The Effectiveness of Sustainability Metrics is Dependent on the Definition Used for “Sustainable”

The Dow Jones Sustainability Index is the only sustainability index for investors and remains the Oscar of corporate sustainability. But does it employ an effective definition of sustainability? (Photo Source:

On April 22nd 2012, more than 1 billion people from 192 countries celebrated Earth Day in some fashion. In an age where environmental awareness and climate mitigation are becoming central priorities, this is particularly encouraging. However, what exactly are the most effective steps to take on Earth Day and every other day of the year to truly reach sustainability? Metrics and best practices for achieving a sustainable planet are failing to develop concretely. So when I discovered a webinar – “Unlocking the Mysteries of the Dow Jones Sustainability Index” – discussing the methodology behind the Dow Jones Sustainability Index (DJSI), I was intrigued to find out how the for-profit world defines and ranks businesses achieving sustainability.

History of DJSI

The DJSI launched in 1999 and was the first global benchmark for sustainability. I had the perception that the DJSI would rank companies based on their business practices, supply chains, or some other method that would determine which companies are practicing the most environmentally and socially responsible business activities. Instead, however, the main priority of the DJSI is to rank sustainability-driven companies based on how viable of an investment option they are according to their long term fiscally sustainable growth.

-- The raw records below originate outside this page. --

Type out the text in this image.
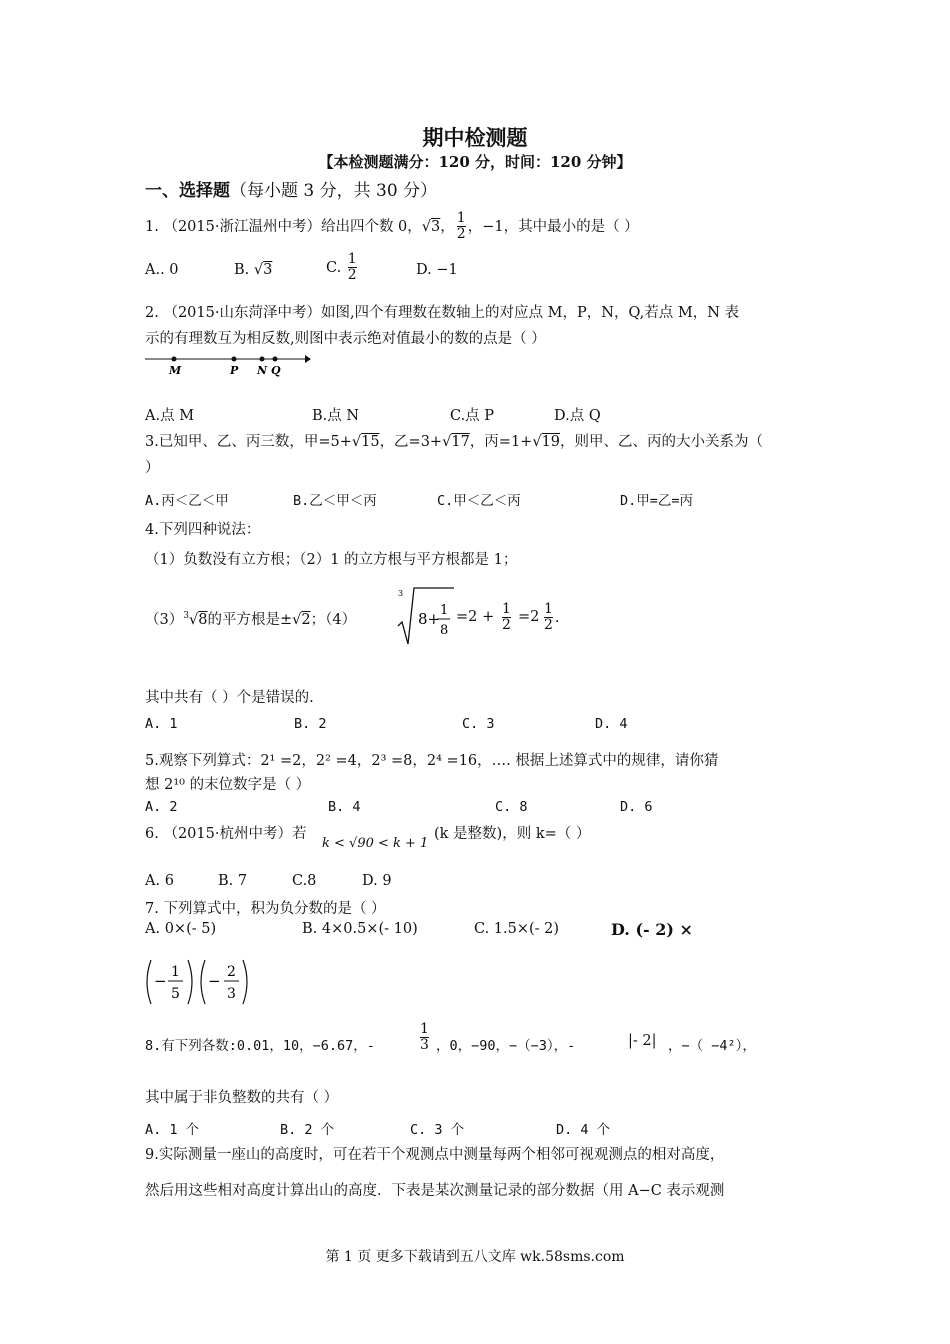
期中检测题
【本检测题满分：120 分，时间：120 分钟】
一、选择题（每小题 3 分，共 30 分）
1. （2015·浙江温州中考）给出四个数 0，√3， $\frac{1}{2}$ ，−1，其中最小的是（ ）
A.. 0	B. √3	C. $\frac{1}{2}$	D. −1
2. （2015·山东菏泽中考）如图,四个有理数在数轴上的对应点 M，P，N，Q,若点 M，N 表
示的有理数互为相反数,则图中表示绝对值最小的数的点是（ ）
M	P N Q
A.点 M	B.点 N	C.点 P	D.点 Q
3.已知甲、乙、丙三数，甲=5+√15，乙=3+√17，丙=1+√19，则甲、乙、丙的大小关系为（
）
A.丙＜乙＜甲	B.乙＜甲＜丙	C.甲＜乙＜丙	D.甲=乙=丙
4.下列四种说法：
（1）负数没有立方根；（2）1 的立方根与平方根都是 1；
$(3)^3√8$的平方根是±√2；（4）
3
8+ 1
8
$=2 + \frac{1}{2} =2 \frac{1}{2}$ .
其中共有（ ）个是错误的.
A. 1	B. 2	C. 3	D. 4
5.观察下列算式：2¹ =2，2² =4，2³ =8，2⁴ =16，…. 根据上述算式中的规律，请你猜
想 2¹⁰ 的末位数字是（ ）
A. 2	B. 4	C. 8	D. 6
6. （2015·杭州中考）若
k < √90 < k + 1
(k 是整数)，则 k=（ ）
A. 6	B. 7	C.8	D. 9
7. 下列算式中，积为负分数的是（ ）
A. 0×(- 5)	B. 4×0.5×(- 10)	C. 1.5×(- 2)	D. (- 2) ×
− 1
5
− 2
3
8.有下列各数:0.01，10，−6.67，-	$\frac{1}{3}$ ，0，−90，−（−3），-	|- 2| ，−（ −4²），
其中属于非负整数的共有（ ）
A. 1 个	B. 2 个	C. 3 个	D. 4 个
9.实际测量一座山的高度时，可在若干个观测点中测量每两个相邻可视观测点的相对高度，
然后用这些相对高度计算出山的高度．下表是某次测量记录的部分数据（用 A−C 表示观测
第 1 页 更多下载请到五八文库 wk.58sms.com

The DJSI is the only sustainability index for investors, and according to the webinar, a rank within DJSI remains the Oscar of corporate sustainability. The index only looks at the largest of the 2,500 companies in the Dow Jones Global Total Stock Market Index. Last year, of the 2,763 companies that were invited to submit an application to be considered in the DJSI, 1,443 were analyzed and approximately 320 were listed on the DJSI.

(Photo Source: "Unlocking the Mysteries of DJSI" powerpoint)

On April 10th, companies were sent the extensive survey required to be considered for the DJSI. Each question in the survey has a predetermined score for the answer, a weight for the question, and a weight for the overarching criteria questions are placed into. When filling out the assessment, a company does not know the point value given to different questions and criteria. While this allows for every question to be answered as honestly as possible, it also makes it difficult for companies to focus their resources towards areas within their company that would make them more sustainable, at least in the eyes of the DJSI.

This lack of transparency also prevents an accurate and effective evaluation of the tool. For example, it has been argued that one of the most effective ways to reduce energy needs while addressing climate change mitigation is to improve energy efficiency, although it’s not clear how building efficiency plays a role in the DJSI rankings.

One can get a sense of the index’s priorities when looking through DJSI’s guidebook. The DJSI lists many reasons for why a company may be removed from the DJSI list even after they have been awarded it. The first reason is poor business practices: (e.g., tax fraud, money laundering, antitrust, balance sheet fraud, and corruption cases) followed by human rights abuses, (e.g., cases involving discrimination, forced resettlements, child labor, and discrimination of indigenous people) layoffs or workforce conflicts, (e.g., extensive layoffs and strikes.) and finally, catastrophic events, which include ecological disasters.

Examples of companies being taken off the list are BP after the Deepwater Horizon oil spill and most recently Olympus due to an internal financial scandal. The fact that poor financial conduct – not careless environmental and social behavior – is the very first reason given for why a company may be removed from the DJSI shows just how relative the definition of sustainability is.

Even though it is more than 20 years since the Brundtland Commission defined “sustainability” as “meeting the needs of the present without compromising the ability of future generations to meet their own needs,” the fact that a financial investment tool that values economics more than environmental and social impacts remains the largest sustainability metric currently in existence shows we are not yet at a point where we need to be. Investments deemed worthwhile by the DJSI are based on expectations of long-term growth and expansion, which if done irresponsibly, are largely counter-productive to what environmental sustainability is.

Despite the well-intentioned effort of the DJSI, a lack of transparency in how the questions are weighted and a focus on underlying financial priorities contradictory to environmental sustainability make it difficult to determine if a company is truly sustainable and if it is being labeled correctly. For investors attempting to invest intelligently and sustainably, there is a need for a clearer and more all-encompassing definition of sustainability in the DJSI.